I think that's one of the reasons that I've fallen into such a funk lately
(not all of it, but a sizable chunk of the problem). I simply can't stand
some of the stupidity around me embedded in the read only memory of our
society -- The social instructions for how people raise their kids for
failure in life, or worse, a life as a man where you're allowed to be
functional, successful and so on -- but not allowed to be creative, funny,
bubbly or anything else outside of the realm of the stock male persona of
bare-chested action super-hero. For sure you shouldn't cry at a movies,
hug your best friend if he's male, or sing to yourself and get caught
(all big social no-nos if you're a guy).
TANGENT_MODE=1
Whatever you do, don't enjoy playing dress-up --
wait, that might be changing, thanks to "Queer eye for the straight guy".
-or is it?
I mean, do straight guys really have to sit around and get gay people to
show them how to let go of social stupidity?
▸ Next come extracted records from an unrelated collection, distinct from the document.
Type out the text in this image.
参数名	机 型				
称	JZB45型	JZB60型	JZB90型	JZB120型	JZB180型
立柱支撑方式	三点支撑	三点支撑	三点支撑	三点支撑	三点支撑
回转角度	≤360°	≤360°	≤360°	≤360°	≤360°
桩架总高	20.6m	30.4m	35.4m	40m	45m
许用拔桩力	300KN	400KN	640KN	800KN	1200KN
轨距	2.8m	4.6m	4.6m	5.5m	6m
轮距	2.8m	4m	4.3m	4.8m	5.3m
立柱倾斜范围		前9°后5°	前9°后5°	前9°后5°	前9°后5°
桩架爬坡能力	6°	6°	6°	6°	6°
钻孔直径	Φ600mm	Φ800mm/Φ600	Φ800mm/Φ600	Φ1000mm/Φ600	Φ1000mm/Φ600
It's nothing
against the gay community -- it's aimed squarely at the fact that society
says I'm not supposed to be this way. Yes, by the way, I've recently
decided that I like dressing up (no -- not in my wife's cloths, either --
mine). I like it a lot. Oddly enough, no homosexual tendencies have
manifested themselves in my personality, despite this known non-heterosexual
male trait. Okay, I need to cut down on the sarcasm a bit here, but you get
the point -- and I could seriously care less about this one. The main point
I'm driving to here revolves around being able to be yourself, and not some
unemotional automaton.
TANGENT_MODE=0
Getting back to the basic human need of acceptance here.
I haven't felt totally accepted by society.
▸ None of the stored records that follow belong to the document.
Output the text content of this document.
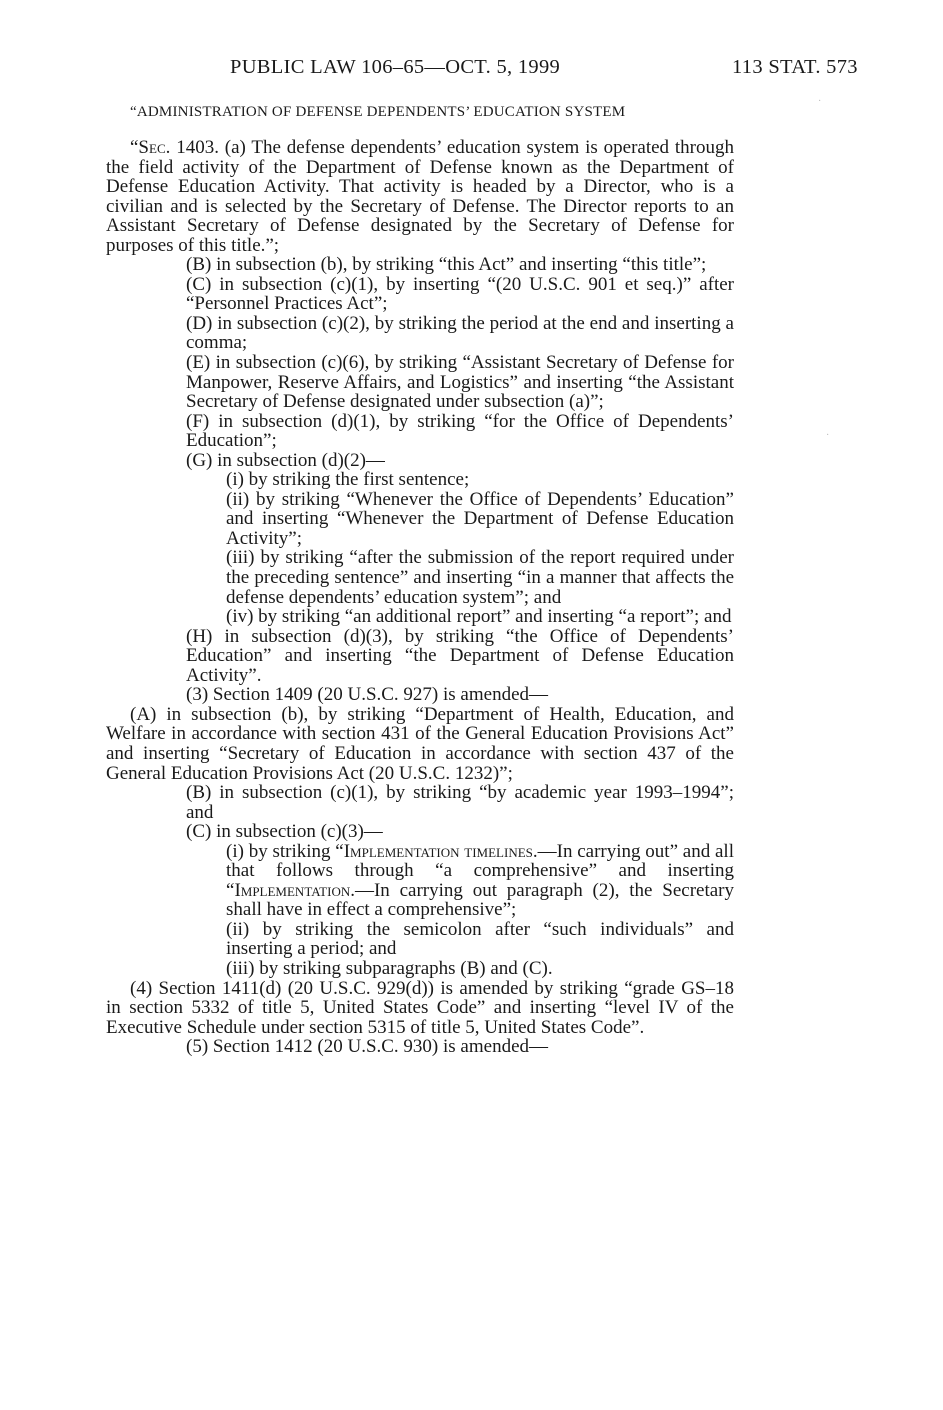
PUBLIC LAW 106–65—OCT. 5, 1999	113 STAT. 573
“ADMINISTRATION OF DEFENSE DEPENDENTS’ EDUCATION SYSTEM

“Sec. 1403. (a) The defense dependents’ education system is operated through the field activity of the Department of Defense known as the Department of Defense Education Activity. That activity is headed by a Director, who is a civilian and is selected by the Secretary of Defense. The Director reports to an Assistant Secretary of Defense designated by the Secretary of Defense for purposes of this title.”;

(B) in subsection (b), by striking “this Act” and inserting “this title”;

(C) in subsection (c)(1), by inserting “(20 U.S.C. 901 et seq.)” after “Personnel Practices Act”;

(D) in subsection (c)(2), by striking the period at the end and inserting a comma;

(E) in subsection (c)(6), by striking “Assistant Secretary of Defense for Manpower, Reserve Affairs, and Logistics” and inserting “the Assistant Secretary of Defense designated under subsection (a)”;

(F) in subsection (d)(1), by striking “for the Office of Dependents’ Education”;

(G) in subsection (d)(2)—

(i) by striking the first sentence;

(ii) by striking “Whenever the Office of Dependents’ Education” and inserting “Whenever the Department of Defense Education Activity”;

(iii) by striking “after the submission of the report required under the preceding sentence” and inserting “in a manner that affects the defense dependents’ education system”; and

(iv) by striking “an additional report” and inserting “a report”; and

(H) in subsection (d)(3), by striking “the Office of Dependents’ Education” and inserting “the Department of Defense Education Activity”.

(3) Section 1409 (20 U.S.C. 927) is amended—

(A) in subsection (b), by striking “Department of Health, Education, and Welfare in accordance with section 431 of the General Education Provisions Act” and inserting “Secretary of Education in accordance with section 437 of the General Education Provisions Act (20 U.S.C. 1232)”;

(B) in subsection (c)(1), by striking “by academic year 1993–1994”; and

(C) in subsection (c)(3)—

(i) by striking “Implementation timelines.—In carrying out” and all that follows through “a comprehensive” and inserting “Implementation.—In carrying out paragraph (2), the Secretary shall have in effect a comprehensive”;

(ii) by striking the semicolon after “such individuals” and inserting a period; and

(iii) by striking subparagraphs (B) and (C).

(4) Section 1411(d) (20 U.S.C. 929(d)) is amended by striking “grade GS–18 in section 5332 of title 5, United States Code” and inserting “level IV of the Executive Schedule under section 5315 of title 5, United States Code”.

(5) Section 1412 (20 U.S.C. 930) is amended—

·
·
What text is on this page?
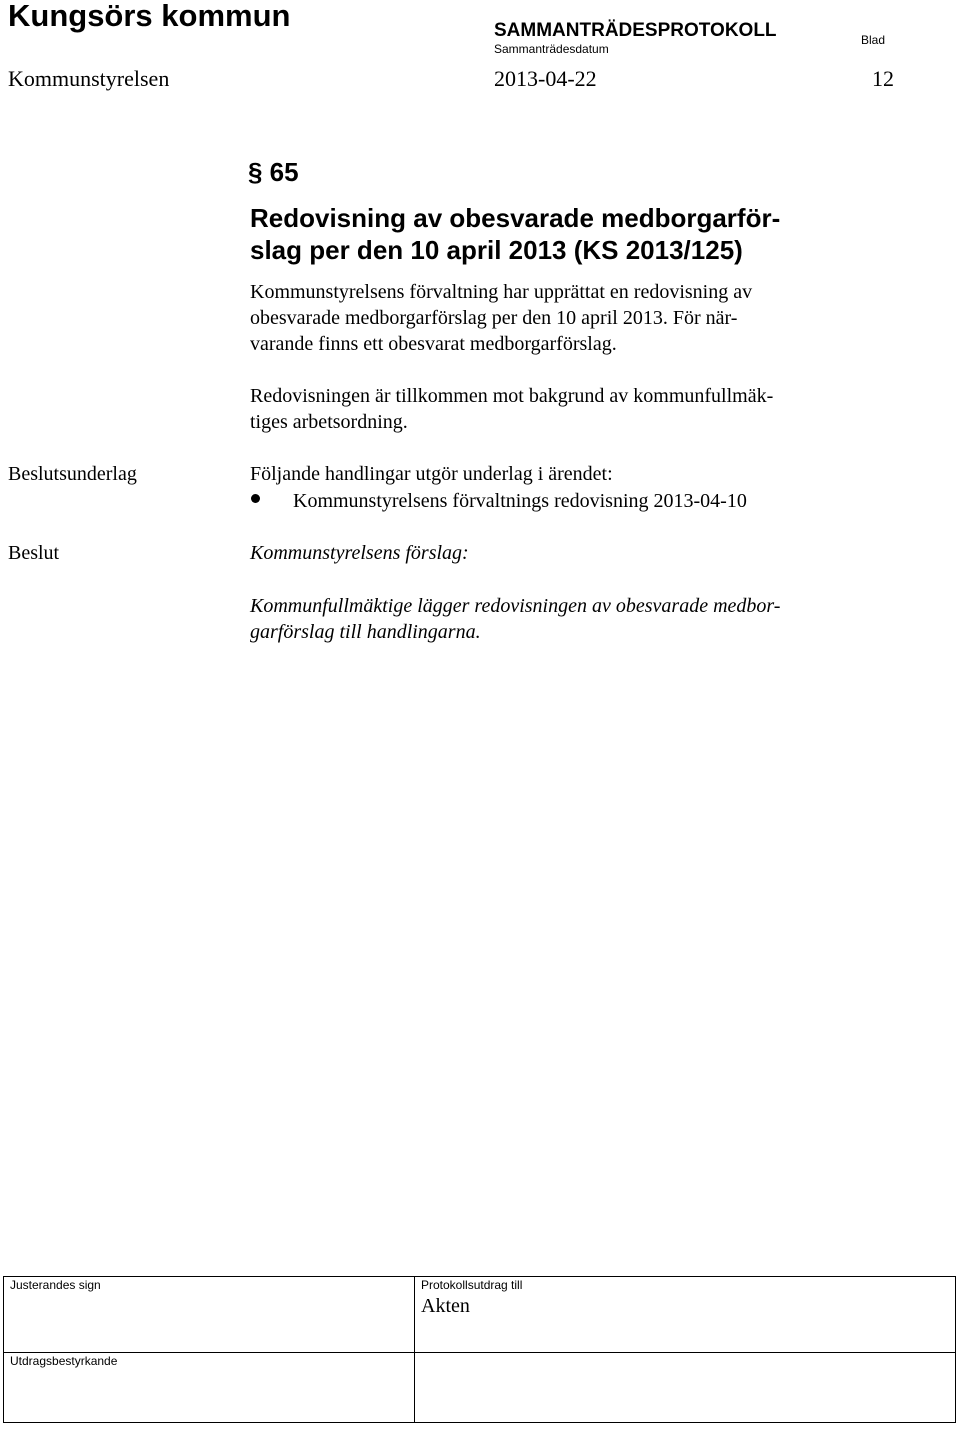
Kungsörs kommun	SAMMANTRÄDESPROTOKOLL
Sammanträdesdatum
Blad
Kommunstyrelsen	2013-04-22	12
§ 65
Redovisning av obesvarade medborgarför-
slag per den 10 april 2013 (KS 2013/125)
Kommunstyrelsens förvaltning har upprättat en redovisning av
obesvarade medborgarförslag per den 10 april 2013. För när-
varande finns ett obesvarat medborgarförslag.
Redovisningen är tillkommen mot bakgrund av kommunfullmäk-
tiges arbetsordning.
Beslutsunderlag	Följande handlingar utgör underlag i ärendet:
Kommunstyrelsens förvaltnings redovisning 2013-04-10
Beslut	Kommunstyrelsens förslag:
Kommunfullmäktige lägger redovisningen av obesvarade medbor-
garförslag till handlingarna.
Justerandes sign	Protokollsutdrag till
Akten
Utdragsbestyrkande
Not even my wife at times understands me, and she's been around me for over
2 decades -- although she's been working on it, lately a lot more than ever.
At the core of my frustration is a basic indignity --
I know I'm not a bad person. I care, I show I care, and I have feedback that
tells me that people know I care. I'm a productive member of society. I may
be a bit on the non-standard side, but so the fuck what? I shouldn't have
these feelings but for the want of some dark things that happened in the
past at times when I was vulnerable.
Somehow I, unlike some of my friends, got past the issues -- but
I'm here on the other side looking at the damage and at what could be better
for want of a little less stupidity and social constraint. Maybe more guys
like me would be around or there might be just a bit more joy in my
day. In any case, I'm simply not satisfied to watch from the sidelines
anymore.
Or it may be that I want something impossible:
I want society to hug me back and say "You're OK just the way you are, Paul".
And that's simply never going to happen.
See -- I can't fight society. I can't "win" this battle -- it's a loss
before I get started. There's no one listening or fighting back.
I'm swinging at air. It's a reflexive action on my part (part of my
personality) to fight something that's wrong -- but in this case, my
gut reflex is to do something extremely depressive and pointless.
In order to overcome this, I've seriously got to lighten up on this one.
It might be kind of funny to at least talk through the problems.
I'm thinking maybe a book about it would be nice. I need to
set the boundary conditions a bit here, but it's a start.
In any case, thanks for listening in the mean time.